Preserve GlobalsAA analysis result in InjectTLIMappings
ClosedPublic

Authored by rsanthir.quic on Jun 22 2020, 7:23 PM.

Details

Summary

InjectTLIMappings fails to preserve the analysis result of GlobalsAA. Not preserving the analysis might affect benchmark performance. This change fixes this issue.

Diff Detail

Event Timeline

rsanthir.quic created this revision.Jun 22 2020, 7:23 PM
Herald added a project: Restricted Project. · View Herald TranscriptJun 22 2020, 7:23 PM
fhahn accepted this revision.Jun 23 2020, 12:45 AM

LGTM thanks as discussed in D82063. Please let me know if you need someone to commit the change on your behalf.

This revision is now accepted and ready to land.Jun 23 2020, 12:45 AM

@fhahn yes if you could please commit this for me, it would be much appreciated. I am new to LLVM so I do not have commit rights yet! Could you also do the same for the other patch that was split, D82342

This revision was automatically updated to reflect the committed changes.
nikic added a subscriber: nikic.Jun 24 2020, 3:00 PM

I noticed that this change had a somewhat peculiar optimization impact: text size diffs There's some fairly large changes, but only for the ReleaseLTO -g case. Is there any obvious reason why that configuration would be affected, while others weren't?

fhahn added a comment.Jun 25 2020, 2:30 AM

I noticed that this change had a somewhat peculiar optimization impact: text size diffs There's some fairly large changes, but only for the ReleaseLTO -g case. Is there any obvious reason why that configuration would be affected, while others weren't?

Yes I think that's expected. As an additional data pointer, we have been seeing 4-8% runtime regressions without this patch in several SPEC benchmarks.

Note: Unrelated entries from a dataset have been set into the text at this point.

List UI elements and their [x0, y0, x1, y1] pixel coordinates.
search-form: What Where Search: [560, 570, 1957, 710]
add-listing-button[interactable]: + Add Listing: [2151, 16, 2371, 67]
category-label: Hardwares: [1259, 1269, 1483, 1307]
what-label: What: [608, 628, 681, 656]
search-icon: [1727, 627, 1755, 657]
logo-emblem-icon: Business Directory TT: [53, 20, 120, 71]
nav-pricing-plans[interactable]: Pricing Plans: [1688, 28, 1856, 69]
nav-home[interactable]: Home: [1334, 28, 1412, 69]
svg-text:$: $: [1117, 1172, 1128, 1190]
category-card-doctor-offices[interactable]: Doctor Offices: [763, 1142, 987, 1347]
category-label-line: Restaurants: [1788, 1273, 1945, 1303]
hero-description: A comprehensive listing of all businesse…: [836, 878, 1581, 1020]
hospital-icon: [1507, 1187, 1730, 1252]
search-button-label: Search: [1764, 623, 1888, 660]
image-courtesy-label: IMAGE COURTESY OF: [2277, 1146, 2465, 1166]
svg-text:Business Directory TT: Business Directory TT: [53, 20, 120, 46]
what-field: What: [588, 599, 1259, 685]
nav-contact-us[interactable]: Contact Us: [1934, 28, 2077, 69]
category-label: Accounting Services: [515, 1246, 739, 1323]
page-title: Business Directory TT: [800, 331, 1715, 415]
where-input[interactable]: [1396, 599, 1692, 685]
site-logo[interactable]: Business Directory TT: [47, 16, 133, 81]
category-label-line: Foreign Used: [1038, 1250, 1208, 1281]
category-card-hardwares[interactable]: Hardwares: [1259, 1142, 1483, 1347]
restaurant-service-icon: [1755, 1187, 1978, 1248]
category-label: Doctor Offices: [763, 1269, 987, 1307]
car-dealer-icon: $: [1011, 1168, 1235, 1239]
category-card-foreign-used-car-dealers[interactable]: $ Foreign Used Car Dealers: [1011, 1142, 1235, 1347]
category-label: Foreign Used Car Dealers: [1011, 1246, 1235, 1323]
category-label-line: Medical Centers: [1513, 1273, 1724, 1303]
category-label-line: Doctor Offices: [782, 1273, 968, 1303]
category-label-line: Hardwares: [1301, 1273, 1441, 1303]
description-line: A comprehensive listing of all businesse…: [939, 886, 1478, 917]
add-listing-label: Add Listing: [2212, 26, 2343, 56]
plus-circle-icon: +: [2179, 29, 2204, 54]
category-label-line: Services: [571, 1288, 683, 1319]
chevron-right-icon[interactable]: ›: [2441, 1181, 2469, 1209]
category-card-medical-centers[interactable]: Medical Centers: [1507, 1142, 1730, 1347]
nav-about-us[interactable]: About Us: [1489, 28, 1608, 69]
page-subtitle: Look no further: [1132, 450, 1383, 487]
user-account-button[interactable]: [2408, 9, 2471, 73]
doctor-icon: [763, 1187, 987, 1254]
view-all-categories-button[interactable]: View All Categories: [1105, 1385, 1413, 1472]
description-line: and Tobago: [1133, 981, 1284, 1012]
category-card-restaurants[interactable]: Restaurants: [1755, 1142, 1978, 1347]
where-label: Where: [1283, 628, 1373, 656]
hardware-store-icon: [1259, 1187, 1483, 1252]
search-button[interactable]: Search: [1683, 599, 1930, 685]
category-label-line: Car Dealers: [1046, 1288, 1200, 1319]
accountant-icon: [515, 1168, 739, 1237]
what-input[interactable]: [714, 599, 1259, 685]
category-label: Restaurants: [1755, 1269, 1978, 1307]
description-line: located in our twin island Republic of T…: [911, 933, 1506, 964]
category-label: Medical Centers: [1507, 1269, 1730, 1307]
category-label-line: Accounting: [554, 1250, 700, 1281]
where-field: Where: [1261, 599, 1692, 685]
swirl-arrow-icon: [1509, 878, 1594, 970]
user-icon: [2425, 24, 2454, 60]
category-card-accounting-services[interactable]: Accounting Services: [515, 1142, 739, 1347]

Without preserving it in InjectTLIMappings (which is requested by LoopVectorize), GlobalsAA is not available in LV. Without it, it will either result in code not being vectorized or vectorized with runtime checks (which means we have to keep both a copy of the vectorized and non-vectorized loop around). And GlobalsAA should be much more likely to deduce no alias with LTO, given the more complete pictures of globals.

Arguably, it might be even better to not schedule InjectTLIMappings via the pass manager, because of the subtle invalidation of other analysis requested by the same pass. But that's a potential follow-up I think.